Katie spends the majority of our time in the fire truck, narrating as she drives. She tells me about the weather, about the people we saw at church, about how she hopes Daddy is feeling better when we get home.

“Where are you going?” I ask.

“Driving to school,” she says. “I’m going to have a snack, and then drive home again.”

“What do kids do at school, Katie?”

I’ve lobbed her a softball. She doesn’t miss a beat.

“Wear unnies,” she tells me with authority.


In the ardor of my teenage faith, my vision for my life loomed large. I would be an overseas missionary, bringing the Word of God to unreached people groups. I would write and my words would reach thousands, if not more, for the cause of Christ. I would do big things, great things, important things. I would change the world.

In recent years, that vision has shrunk. I’ve begun to see the beauty in the ordinary, to recognize the good in the unnoticed. Today, my vision involves a happy marriage and a healthy home, raising kind kids and modeling for them what it means to follow Jesus, opening my home to others and working in my local community for change.

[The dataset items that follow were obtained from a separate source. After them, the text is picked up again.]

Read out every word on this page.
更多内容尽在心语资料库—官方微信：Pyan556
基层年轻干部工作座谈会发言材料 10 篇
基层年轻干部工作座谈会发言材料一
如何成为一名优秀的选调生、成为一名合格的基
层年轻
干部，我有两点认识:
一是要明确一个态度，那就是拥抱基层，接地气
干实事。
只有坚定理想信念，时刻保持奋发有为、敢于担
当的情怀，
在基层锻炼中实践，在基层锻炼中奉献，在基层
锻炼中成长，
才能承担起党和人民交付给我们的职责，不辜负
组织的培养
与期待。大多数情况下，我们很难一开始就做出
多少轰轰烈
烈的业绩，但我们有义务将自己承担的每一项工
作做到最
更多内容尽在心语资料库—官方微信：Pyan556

There are days when this vision – this life – seems small, lacking, not enough, when I hear a (good, excellent, important) challenge like the one in the sermon on Sunday and I think God must want so much more from me than this ordinary life.

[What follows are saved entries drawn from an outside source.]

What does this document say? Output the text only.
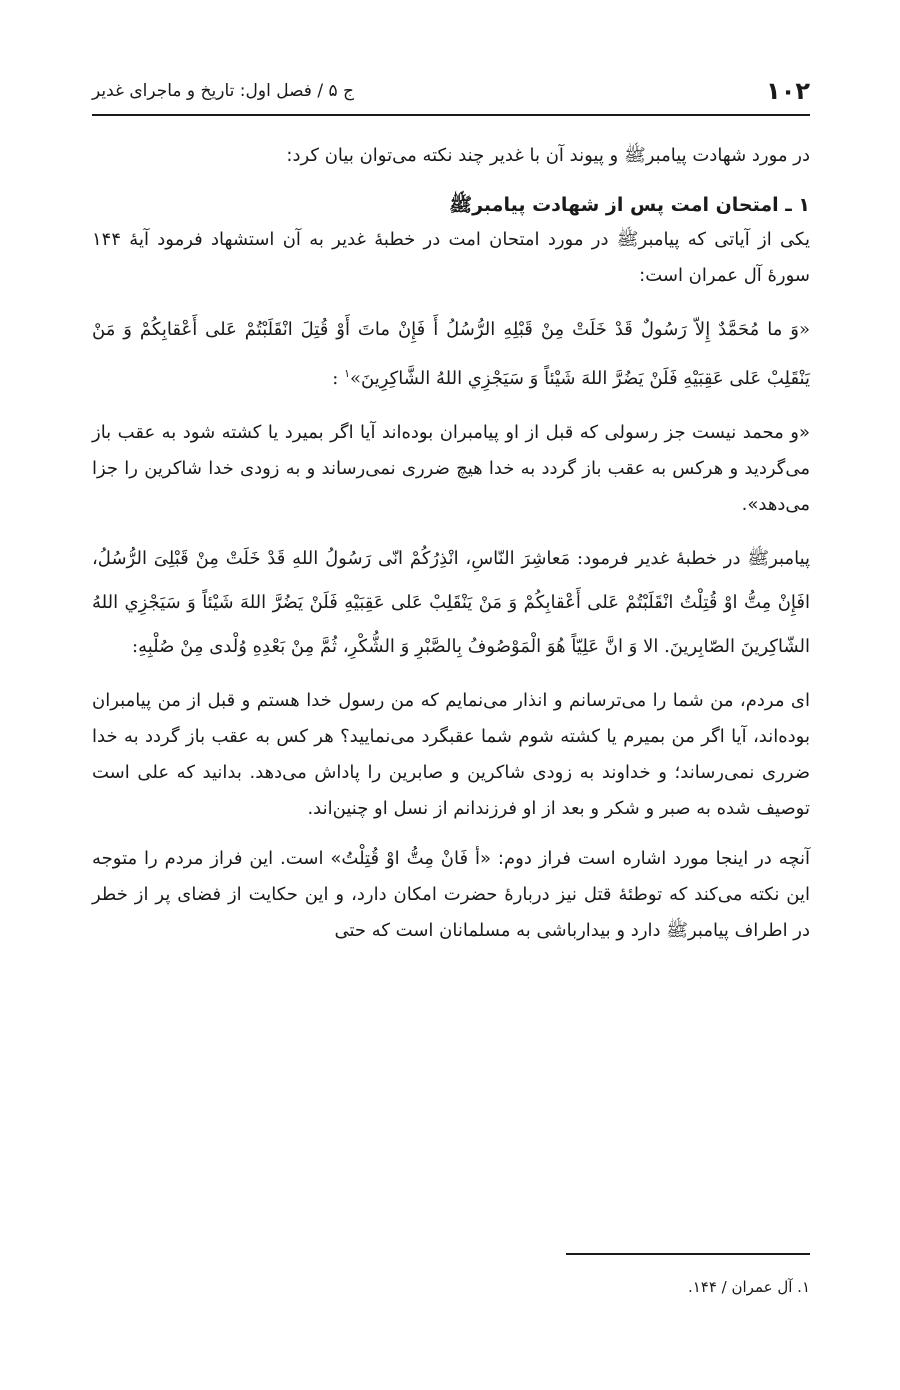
۱۰۲
ج ۵ / فصل اول: تاریخ و ماجرای غدیر

در مورد شهادت پیامبرﷺ و پیوند آن با غدیر چند نکته می‌توان بیان کرد:

۱ ـ امتحان امت پس از شهادت پیامبرﷺ

یکی از آیاتی که پیامبرﷺ در مورد امتحان امت در خطبۀ غدیر به آن استشهاد فرمود آیۀ ۱۴۴ سورۀ آل عمران است:

«وَ ما مُحَمَّدٌ إِلاّ رَسُولٌ قَدْ خَلَتْ مِنْ قَبْلِهِ الرُّسُلُ أَ فَإِنْ ماتَ أَوْ قُتِلَ انْقَلَبْتُمْ عَلى أَعْقابِكُمْ وَ مَنْ يَنْقَلِبْ عَلى عَقِبَيْهِ فَلَنْ يَضُرَّ اللهَ شَيْئاً وَ سَيَجْزِي اللهُ الشَّاكِرِينَ»$^۱$ :

«و محمد نیست جز رسولی که قبل از او پیامبران بوده‌اند آیا اگر بمیرد یا کشته شود به عقب باز می‌گردید و هرکس به عقب باز گردد به خدا هیچ ضرری نمی‌رساند و به زودی خدا شاکرین را جزا می‌دهد».

پیامبرﷺ در خطبۀ غدیر فرمود: مَعاشِرَ النّاسِ، انْذِرُكُمْ انّی رَسُولُ اللهِ قَدْ خَلَتْ مِنْ قَبْلِیَ الرُّسُلُ، افَإِنْ مِتُّ اوْ قُتِلْتُ انْقَلَبْتُمْ عَلى أَعْقابِكُمْ وَ مَنْ يَنْقَلِبْ عَلى عَقِبَيْهِ فَلَنْ يَضُرَّ اللهَ شَيْئاً وَ سَيَجْزِي اللهُ الشّاكِرينَ الصّابِرينَ. الا وَ انَّ عَلِيّاً هُوَ الْمَوْصُوفُ بِالصَّبْرِ وَ الشُّكْرِ، ثُمَّ مِنْ بَعْدِهِ وُلْدی مِنْ صُلْبِهِ:

ای مردم، من شما را می‌ترسانم و انذار می‌نمایم که من رسول خدا هستم و قبل از من پیامبران بوده‌اند، آیا اگر من بمیرم یا کشته شوم شما عقبگرد می‌نمایید؟ هر کس به عقب باز گردد به خدا ضرری نمی‌رساند؛ و خداوند به زودی شاکرین و صابرین را پاداش می‌دهد. بدانید که علی است توصیف شده به صبر و شکر و بعد از او فرزندانم از نسل او چنین‌اند.

آنچه در اینجا مورد اشاره است فراز دوم: «أ فَانْ مِتُّ اوْ قُتِلْتُ» است. این فراز مردم را متوجه این نکته می‌کند که توطئۀ قتل نیز دربارۀ حضرت امکان دارد، و این حکایت از فضای پر از خطر در اطراف پیامبرﷺ دارد و بیدارباشی به مسلمانان است که حتی

۱. آل عمران / ۱۴۴.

I wonder, though, whether the problem isn’t with the life itself, but with what I think it means. Perhaps, this place – one of home, of relationships, of community – is exactly where He wants me to be. Perhaps childcare and housework and hospitality are just what I’m supposed to be doing, but I can’t see them for what they are.

Perhaps I’m limiting Him, not because of the life I lead, but because I’ve missed the point entirely: I think the point of what I do with my days is eating snacks and wearing underwear, when there’s really so much more to it than that.